Принесли исполинский торт, многоэтажный, с забавными марципановыми фигурками зверушек, ёлочек и цветочков. Тортяра был таким огромным, что пришлось убрать всё лишнее со стола, оставив только алые чашки на блюдцах и тарелки с десертными вилками.
Макс постучал вилкой по чашке:
– Слушайте анекдот: Волочкова выпустила новую книгу – «Я и бал». Девочки, подскажите, как прилично спросить эту книгу в магазине?
Барышни вспыхнули румянцем, прячась за веера. Повисло томительное молчание. юмористу сделалось стыдно, он начал жалеть, что распустил неловкий язык. Но вдруг одна из красавиц, та, что постарше, прыснула смехом, а потом и все остальные залились. Он вновь воспрянул, подцепил злосчастную цепь мыском ботинка, отшвырнул моральные путы ещё дальше, и начал сыпать анекдотами и байками из жизни своей и услышанными. В общем, его шероховатый язык нашёл подход к этим нежным ушкам, увешенными шикарными серьгами.
Особо раскрасневшаяся деваха, слизывая крем с губы, прислонилась к его плечу и, мягко подтолкнув локотком, шепнула:
– Максим, а не кажется ли вам, что время проветриться? – и, пока он тормозил, взяла его под руку и вывела из-за стола.
Они нырнули за тяжёлую портьеру и очутились в узком проходе, с редкими факелами на стенах. Он послушно следовал за призрачной тенью девушки, почти не видя её силуэта, ориентируясь на шорох платья. Сделав бесчисленное число поворотов, парочка оказалась в полутёмном будуаре, больше смахивающем на игрушечную комнату кукольной принцессы. Сводчатый потолок, синие обои, золотая вязь, слабый свет от камина, облицованного ониксом пастельно-зелёного цвета, картины, вазы, резное трюмо, статуэтки из слоновой кости.

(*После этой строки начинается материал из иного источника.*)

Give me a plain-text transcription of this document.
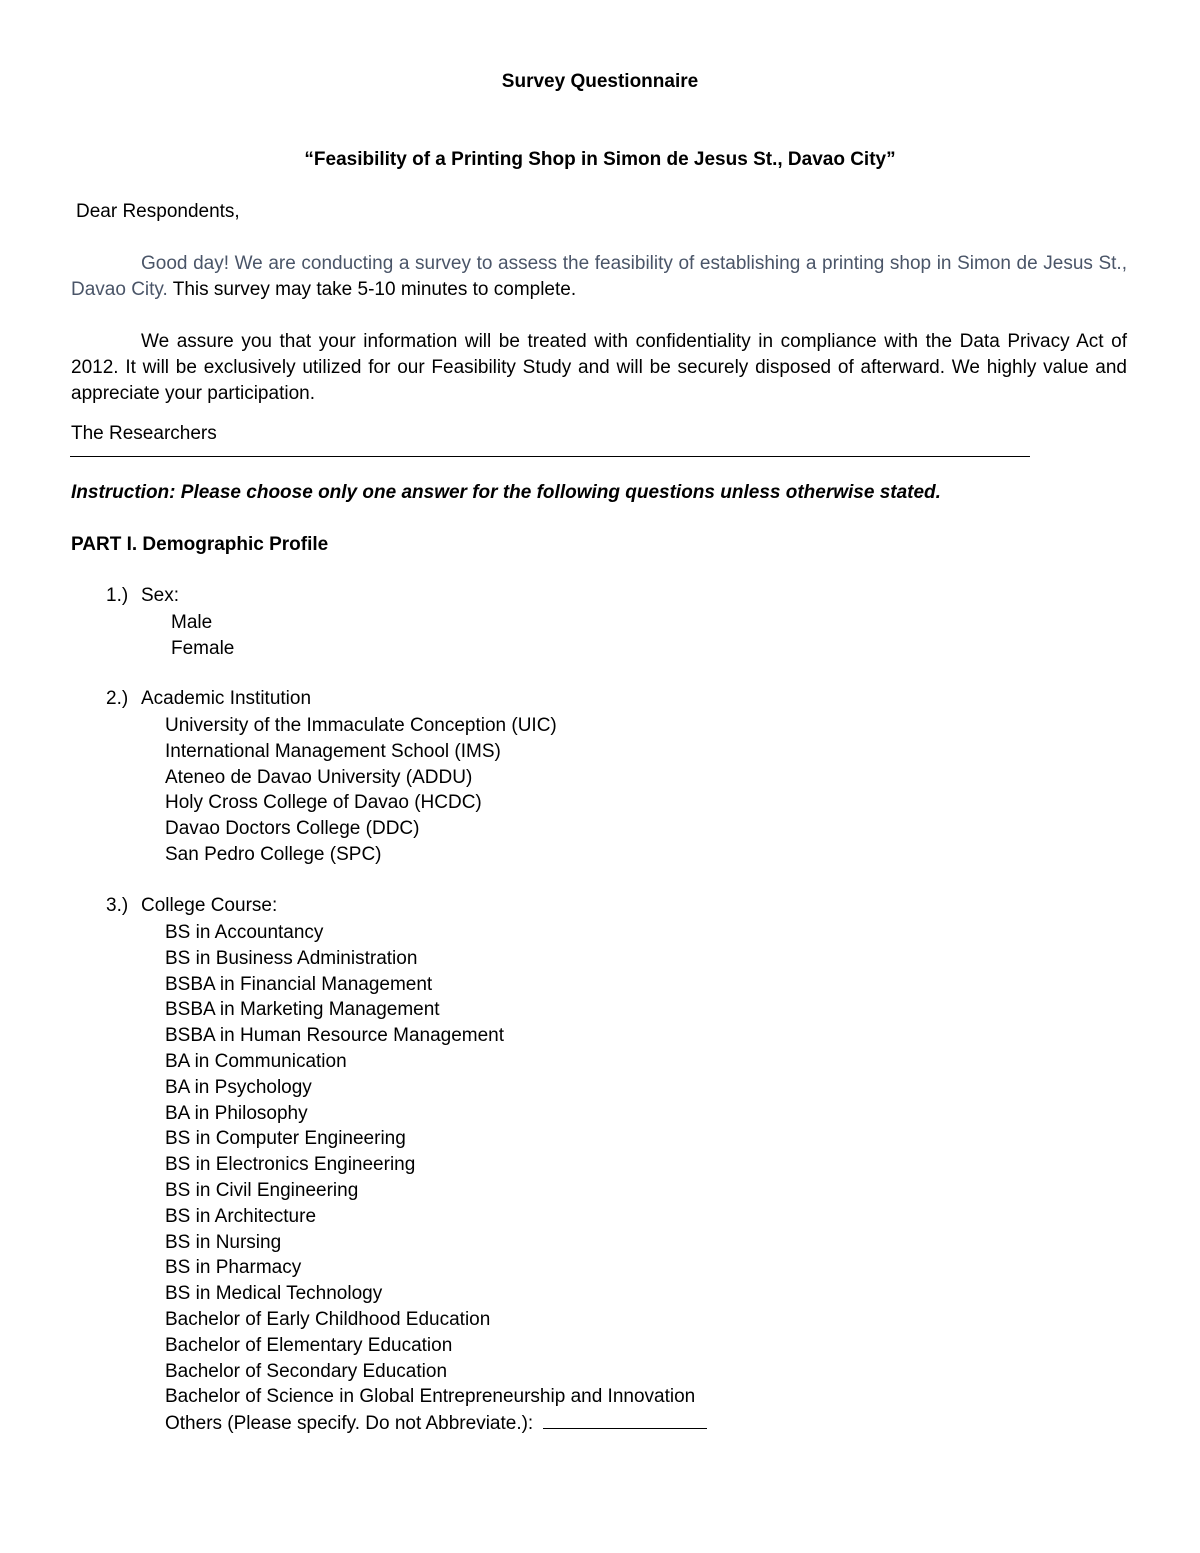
Survey Questionnaire
“Feasibility of a Printing Shop in Simon de Jesus St., Davao City”

Dear Respondents,

Good day! We are conducting a survey to assess the feasibility of establishing a printing shop in Simon de Jesus St., Davao City. This survey may take 5-10 minutes to complete.

We assure you that your information will be treated with confidentiality in compliance with the Data Privacy Act of 2012. It will be exclusively utilized for our Feasibility Study and will be securely disposed of afterward. We highly value and appreciate your participation.

The Researchers

Instruction: Please choose only one answer for the following questions unless otherwise stated.

PART I. Demographic Profile

1.) Sex:

Male
Female

2.) Academic Institution

University of the Immaculate Conception (UIC)
International Management School (IMS)
Ateneo de Davao University (ADDU)
Holy Cross College of Davao (HCDC)
Davao Doctors College (DDC)
San Pedro College (SPC)

3.) College Course:

BS in Accountancy
BS in Business Administration
BSBA in Financial Management
BSBA in Marketing Management
BSBA in Human Resource Management
BA in Communication
BA in Psychology
BA in Philosophy
BS in Computer Engineering
BS in Electronics Engineering
BS in Civil Engineering
BS in Architecture
BS in Nursing
BS in Pharmacy
BS in Medical Technology
Bachelor of Early Childhood Education
Bachelor of Elementary Education
Bachelor of Secondary Education
Bachelor of Science in Global Entrepreneurship and Innovation
Others (Please specify. Do not Abbreviate.):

Чувственный интерьер вскружил Максу голову, а когда он присел на широченную кровать с балдахином, то сразу же начал тонуть, погружаясь всё ниже и воспаряя всё выше. Спутница оставила его на минуту, обещая вернуться. Он откинулся на спину и с наслаждением, предвкушая много большего, закрыл глаза. На кровать прыгнула кошка и приятно заурчала. Его окутало бархатное тепло.
– Золушка, просыпайся, – кто-то тормошил его за ногу, – Новый год проспишь, – этот кто-то пощекотал ему пятку.